Between D’Alt Vila and the harbor is Sa Penya, a jumble of narrow streets and lanes lined with whitewashed shops, bars and restaurants. Most of these were closed for the season in March – very deserted. And the higher up you went the dodgier it got – lots of trash, broken bits of furniture and machinery, dog poop, graffiti.

The lower main part of the city is essentially very boring; mid 20th century pretty ugly buildings housing stores, businesses, and apartments. There is one large graceful plaza – Passeig de Vara de Rey with beautiful town houses from the beginning of the 20th century, tree lined with pavement cafes and a nice large statue in the center. Our 'rooms' - Vera de Rey' were on this plaza.

We did have some good eating experiences despite probably the better places being closed. There was a bakery right next to the hotel with amazing whole grain croissants (Quinoa and spelt). I don't normally associate 'whole grain' with 'croissants' but these were excellent. For dinner our first night we went to a tapas bar our hostess recommended Can Terra, and it was wonderful. There was a huge selection of tapas sitting out on the bar and everything was €1.70, just take what you want and keep the toothpicks so they can add up the total when you are done. Nice atmosphere - it was a bar, lively but not crazy, some patrons appeared to be tourists but most were clearly locals (did I mention there aren't many tourists on Ibiza in March). We had a great time but unfortunately about four hours later I was pretty violently sick - obviously food poisoning. But then I was able to sleep and was fine the next day. 

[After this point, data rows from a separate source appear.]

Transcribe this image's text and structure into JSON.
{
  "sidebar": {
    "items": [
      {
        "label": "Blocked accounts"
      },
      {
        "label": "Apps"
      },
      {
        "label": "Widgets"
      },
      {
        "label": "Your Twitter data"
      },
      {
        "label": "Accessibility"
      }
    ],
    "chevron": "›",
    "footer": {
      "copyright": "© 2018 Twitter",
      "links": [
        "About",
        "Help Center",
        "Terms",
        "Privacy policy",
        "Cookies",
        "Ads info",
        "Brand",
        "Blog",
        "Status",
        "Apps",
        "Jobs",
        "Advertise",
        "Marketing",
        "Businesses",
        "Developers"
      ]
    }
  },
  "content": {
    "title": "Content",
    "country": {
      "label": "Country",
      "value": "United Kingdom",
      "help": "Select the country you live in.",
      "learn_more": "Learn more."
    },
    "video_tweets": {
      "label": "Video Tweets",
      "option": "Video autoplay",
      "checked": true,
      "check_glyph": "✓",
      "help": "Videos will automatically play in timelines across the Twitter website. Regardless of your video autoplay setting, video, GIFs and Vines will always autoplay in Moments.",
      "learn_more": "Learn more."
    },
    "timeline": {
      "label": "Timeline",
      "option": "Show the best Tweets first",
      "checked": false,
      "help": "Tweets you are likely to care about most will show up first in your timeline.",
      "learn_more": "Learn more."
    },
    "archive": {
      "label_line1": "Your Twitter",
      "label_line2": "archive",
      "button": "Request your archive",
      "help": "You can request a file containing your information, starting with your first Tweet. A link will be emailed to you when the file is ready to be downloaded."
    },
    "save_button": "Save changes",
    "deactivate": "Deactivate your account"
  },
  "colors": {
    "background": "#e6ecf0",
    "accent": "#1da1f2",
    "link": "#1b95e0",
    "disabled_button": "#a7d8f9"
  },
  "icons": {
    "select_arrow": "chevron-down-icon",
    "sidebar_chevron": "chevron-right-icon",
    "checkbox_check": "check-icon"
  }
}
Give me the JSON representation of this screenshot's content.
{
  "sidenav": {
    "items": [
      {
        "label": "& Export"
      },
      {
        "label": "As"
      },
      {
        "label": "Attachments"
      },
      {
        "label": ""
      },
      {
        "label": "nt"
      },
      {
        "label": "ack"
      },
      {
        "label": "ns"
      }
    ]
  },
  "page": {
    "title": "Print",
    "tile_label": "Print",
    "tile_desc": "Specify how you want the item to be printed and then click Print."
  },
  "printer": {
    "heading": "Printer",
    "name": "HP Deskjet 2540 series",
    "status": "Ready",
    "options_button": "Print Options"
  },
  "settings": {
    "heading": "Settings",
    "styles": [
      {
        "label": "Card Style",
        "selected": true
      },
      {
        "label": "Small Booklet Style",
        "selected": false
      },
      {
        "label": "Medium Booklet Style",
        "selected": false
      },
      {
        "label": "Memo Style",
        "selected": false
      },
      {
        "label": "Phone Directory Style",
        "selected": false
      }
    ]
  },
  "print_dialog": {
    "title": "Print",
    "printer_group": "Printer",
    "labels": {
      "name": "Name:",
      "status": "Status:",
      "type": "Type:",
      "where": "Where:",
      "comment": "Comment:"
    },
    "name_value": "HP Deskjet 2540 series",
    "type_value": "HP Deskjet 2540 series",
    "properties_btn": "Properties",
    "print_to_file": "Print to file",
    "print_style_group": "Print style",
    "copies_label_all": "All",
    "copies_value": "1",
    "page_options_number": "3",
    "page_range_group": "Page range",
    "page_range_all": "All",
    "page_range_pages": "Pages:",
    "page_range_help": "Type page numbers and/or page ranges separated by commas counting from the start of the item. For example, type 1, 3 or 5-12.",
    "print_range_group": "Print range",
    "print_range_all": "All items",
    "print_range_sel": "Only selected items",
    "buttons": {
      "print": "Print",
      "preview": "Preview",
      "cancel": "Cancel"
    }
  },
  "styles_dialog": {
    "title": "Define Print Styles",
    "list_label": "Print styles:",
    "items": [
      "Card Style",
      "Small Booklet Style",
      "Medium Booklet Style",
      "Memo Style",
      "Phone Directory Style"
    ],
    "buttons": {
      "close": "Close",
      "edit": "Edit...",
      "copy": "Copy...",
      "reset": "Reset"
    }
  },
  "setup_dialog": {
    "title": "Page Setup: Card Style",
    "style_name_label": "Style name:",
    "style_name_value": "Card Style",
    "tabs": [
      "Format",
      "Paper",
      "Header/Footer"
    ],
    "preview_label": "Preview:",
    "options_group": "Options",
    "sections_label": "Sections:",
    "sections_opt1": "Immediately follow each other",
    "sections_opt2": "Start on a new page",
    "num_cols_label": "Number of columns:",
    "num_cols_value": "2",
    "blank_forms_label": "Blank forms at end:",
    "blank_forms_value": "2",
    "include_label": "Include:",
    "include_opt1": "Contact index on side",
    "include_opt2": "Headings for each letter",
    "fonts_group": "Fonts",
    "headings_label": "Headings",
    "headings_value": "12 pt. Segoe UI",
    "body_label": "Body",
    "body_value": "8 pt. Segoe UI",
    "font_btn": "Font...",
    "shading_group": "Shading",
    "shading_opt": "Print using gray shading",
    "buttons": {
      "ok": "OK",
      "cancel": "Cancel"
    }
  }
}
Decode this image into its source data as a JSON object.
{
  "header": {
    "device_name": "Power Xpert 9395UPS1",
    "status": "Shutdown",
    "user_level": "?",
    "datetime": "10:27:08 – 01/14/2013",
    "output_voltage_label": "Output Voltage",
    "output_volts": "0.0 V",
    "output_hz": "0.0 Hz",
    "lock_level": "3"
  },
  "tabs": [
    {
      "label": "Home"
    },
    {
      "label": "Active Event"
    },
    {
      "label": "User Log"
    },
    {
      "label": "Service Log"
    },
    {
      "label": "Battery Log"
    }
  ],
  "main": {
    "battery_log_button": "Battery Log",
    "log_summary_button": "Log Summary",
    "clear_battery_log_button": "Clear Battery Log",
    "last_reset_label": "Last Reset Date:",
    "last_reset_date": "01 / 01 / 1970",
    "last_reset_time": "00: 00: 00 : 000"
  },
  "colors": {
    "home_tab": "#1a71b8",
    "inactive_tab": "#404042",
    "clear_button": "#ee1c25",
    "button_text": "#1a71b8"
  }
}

In addition to exploring the town we visited two small museums and an historic house. Museu Puget features father and son artists we had never heard of but had some nice work and the building was very nice (and out of the cold and wind). Casa Erwin Broner is in the Sa Penya area. Broner was a German architect and designer who came to Ibiza, then went to America where he worked on Alice in Wonderland with Walt Disney, then back to Ibiza. He built the house to blend in with the other white cube type, similar to the Cyclades Island architecture, but with unique design features. The other museum was the Puig des Molins which is built on the site of a Phoenician necropolis that is considered the best preserved in the western Mediterranean. Early 7th century BC settlers, who gave the island it's name, buried their dead here and Phoenician, Punic and Romans followed. Some nice skeletons.